Elle est l’un des visages de la lutte contre la crise climatique. Natasha Lepage a 16 ans et milite au sein de Youth for Climate Luxembourg. Elle compte bien faire entendre la voix de toute une génération qui veut garder l’espoir d’une issue viable pour notre planète. Entretien sans filet.

Retrouvez la première partie de ce grand entretien ici .

La crise climatique est-elle un enjeu angoissant?

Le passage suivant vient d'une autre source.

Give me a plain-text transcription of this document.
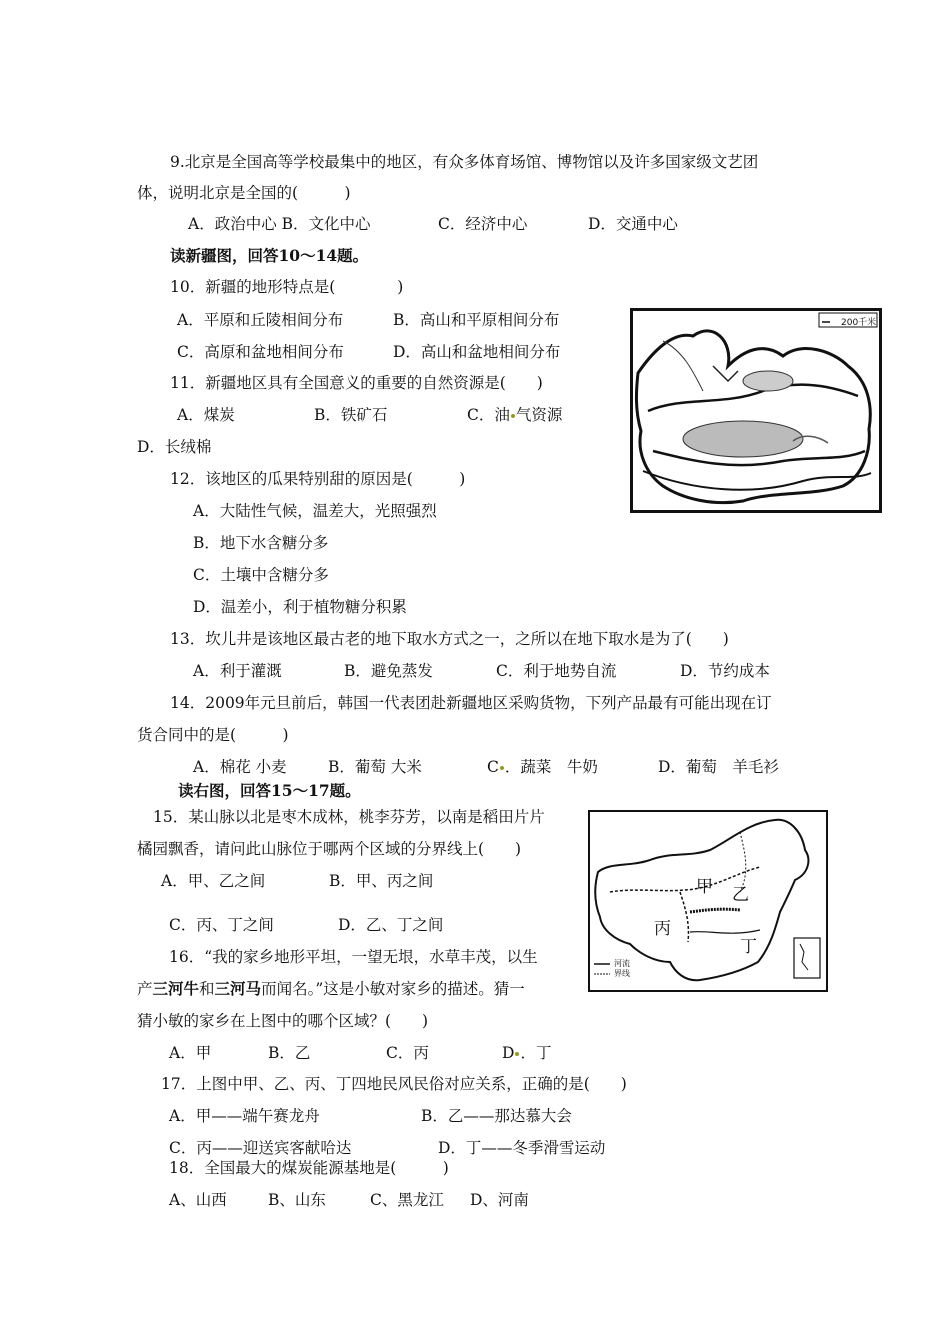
9.北京是全国高等学校最集中的地区，有众多体育场馆、博物馆以及许多国家级文艺团
体，说明北京是全国的(　　　)
A．政治中心 B．文化中心	C．经济中心	D．交通中心
读新疆图，回答10～14题。
10．新疆的地形特点是(　　　　)
A．平原和丘陵相间分布	B．高山和平原相间分布
C．高原和盆地相间分布	D．高山和盆地相间分布
11．新疆地区具有全国意义的重要的自然资源是(　　)
A．煤炭	B．铁矿石	C．油 气资源
D．长绒棉
200千米
12．该地区的瓜果特别甜的原因是(　　　)
A．大陆性气候，温差大，光照强烈
B．地下水含糖分多
C．土壤中含糖分多
D．温差小，利于植物糖分积累
13．坎儿井是该地区最古老的地下取水方式之一，之所以在地下取水是为了(　　)
A．利于灌溉	B．避免蒸发	C．利于地势自流	D．节约成本
14．2009年元旦前后，韩国一代表团赴新疆地区采购货物，下列产品最有可能出现在订
货合同中的是(　　　)
A．棉花 小麦	B．葡萄 大米	C ．蔬菜　牛奶	D．葡萄　羊毛衫
读右图，回答15～17题。
甲 乙
丙
丁
河流
界线
15．某山脉以北是枣木成林，桃李芬芳，以南是稻田片片
橘园飘香，请问此山脉位于哪两个区域的分界线上(　　)
A．甲、乙之间	B．甲、丙之间
C．丙、丁之间	D．乙、丁之间
16．“我的家乡地形平坦，一望无垠，水草丰茂，以生
产三河牛和三河马而闻名。”这是小敏对家乡的描述。猜一
猜小敏的家乡在上图中的哪个区域？(　　)
A．甲	B．乙	C．丙	D ．丁
17．上图中甲、乙、丙、丁四地民风民俗对应关系，正确的是(　　)
A．甲——端午赛龙舟	B．乙——那达慕大会
C．丙——迎送宾客献哈达	D．丁——冬季滑雪运动
18．全国最大的煤炭能源基地是(　　　)
A、山西	B、山东	C、黑龙江 D、河南
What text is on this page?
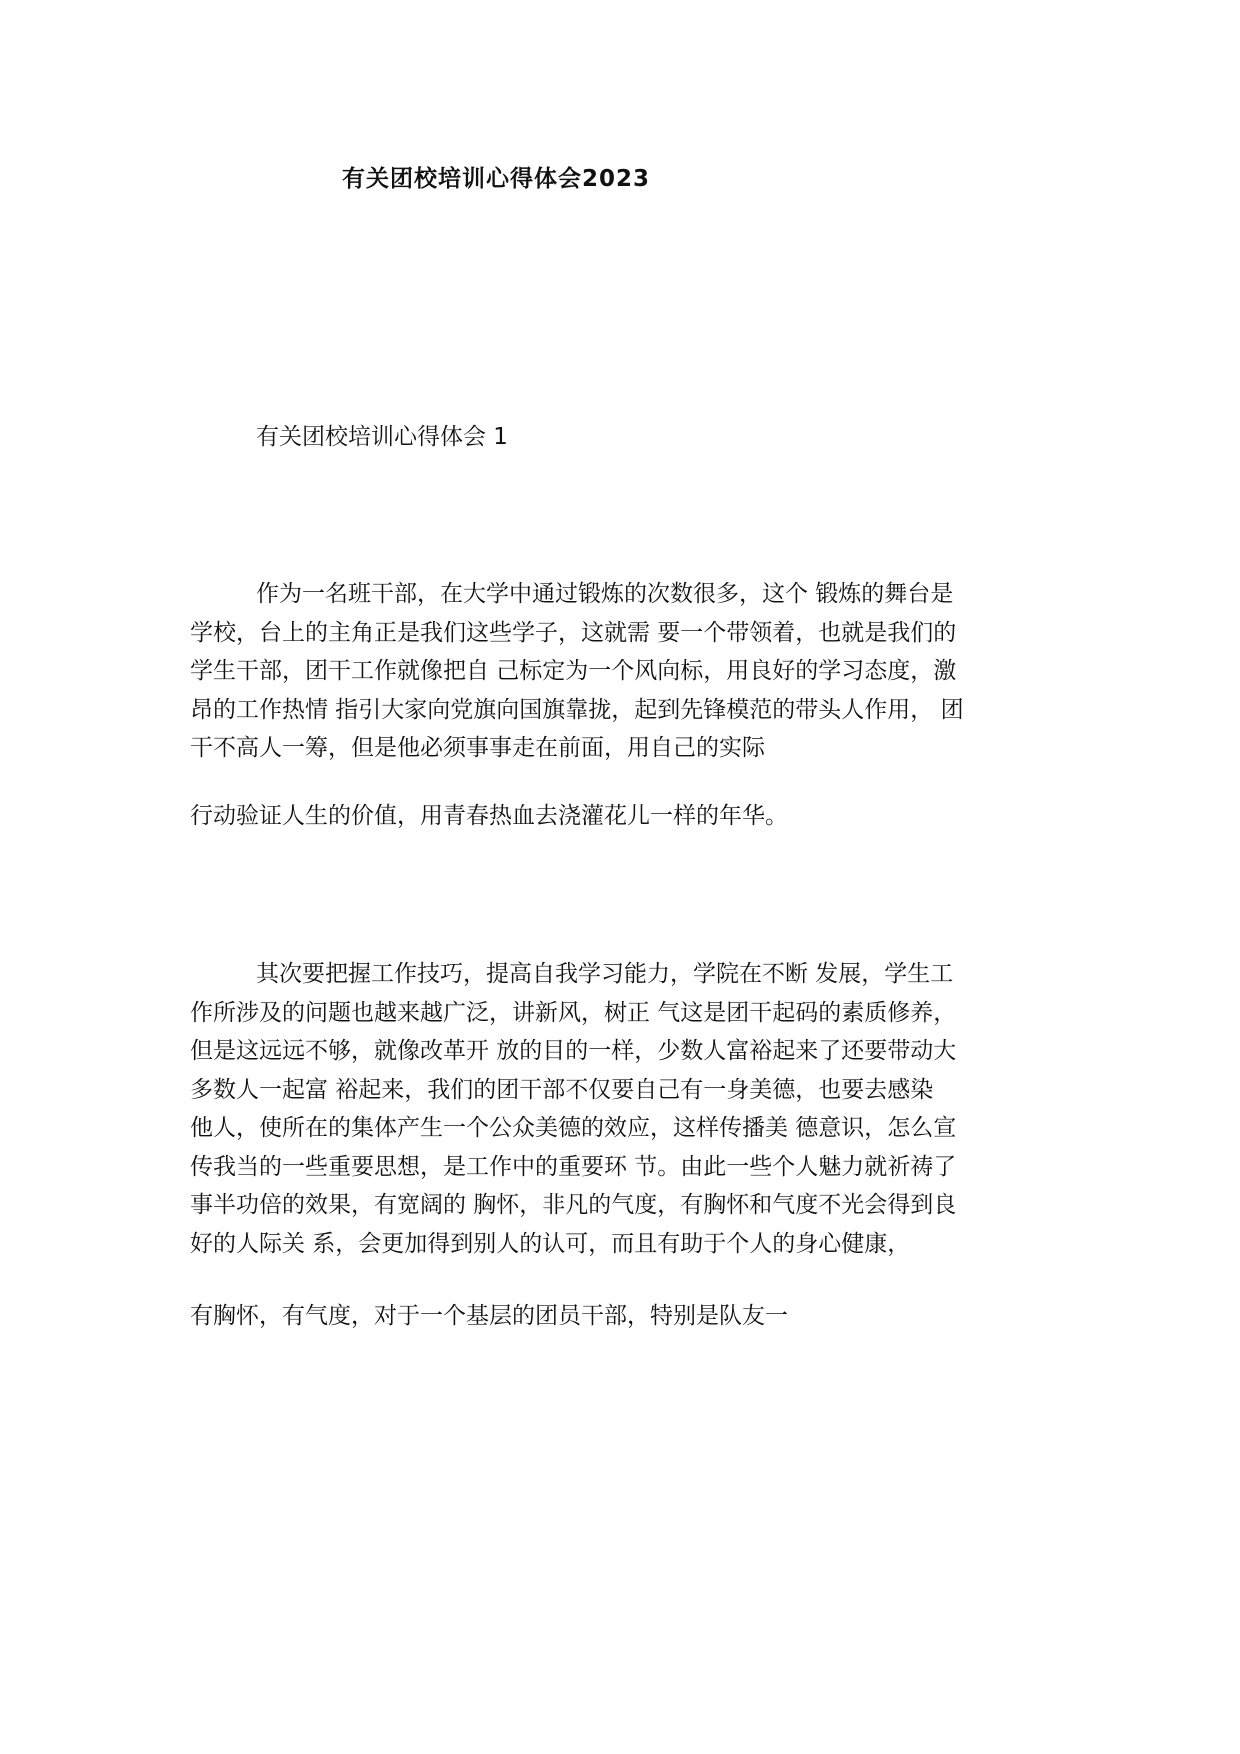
有关团校培训心得体会2023
有关团校培训心得体会 1
作为一名班干部，在大学中通过锻炼的次数很多，这个 锻炼的舞台是
学校，台上的主角正是我们这些学子，这就需 要一个带领着，也就是我们的
学生干部，团干工作就像把自 己标定为一个风向标，用良好的学习态度，激
昂的工作热情 指引大家向党旗向国旗靠拢，起到先锋模范的带头人作用， 团
干不高人一筹，但是他必须事事走在前面，用自己的实际
行动验证人生的价值，用青春热血去浇灌花儿一样的年华。
其次要把握工作技巧，提高自我学习能力，学院在不断 发展，学生工
作所涉及的问题也越来越广泛，讲新风，树正 气这是团干起码的素质修养，
但是这远远不够，就像改革开 放的目的一样，少数人富裕起来了还要带动大
多数人一起富 裕起来，我们的团干部不仅要自己有一身美德，也要去感染
他人，使所在的集体产生一个公众美德的效应，这样传播美 德意识，怎么宣
传我当的一些重要思想，是工作中的重要环 节。由此一些个人魅力就祈祷了
事半功倍的效果，有宽阔的 胸怀，非凡的气度，有胸怀和气度不光会得到良
好的人际关 系，会更加得到别人的认可，而且有助于个人的身心健康，
有胸怀，有气度，对于一个基层的团员干部，特别是队友一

Natasha Lepage. – «C’est vraiment angoissant de constater que du côté des politiciens, rien ne se passe. D’accord, je ne peux pas dire ‘rien’. Si on compare les 10 années passées aux 30 dernières, ça a un peu changé. Les accords de Paris en sont un exemple. Mais ce n’est pas assez. Quand on constate la vitesse d’augmentation des émissions de CO2... Les politiciens devraient évoluer à la même vitesse. Des méthodes doivent être mises en place pour arrêter cette augmentation.

Quand, le 20 septembre, plus de quatre millions de personnes sortent dans les rues à travers le monde et que rien ne se passe, ce n’est pas normal. Oui, cela m’angoisse de voir que l’on fait tant mais que, de la part de nos dirigeants, rien ne change.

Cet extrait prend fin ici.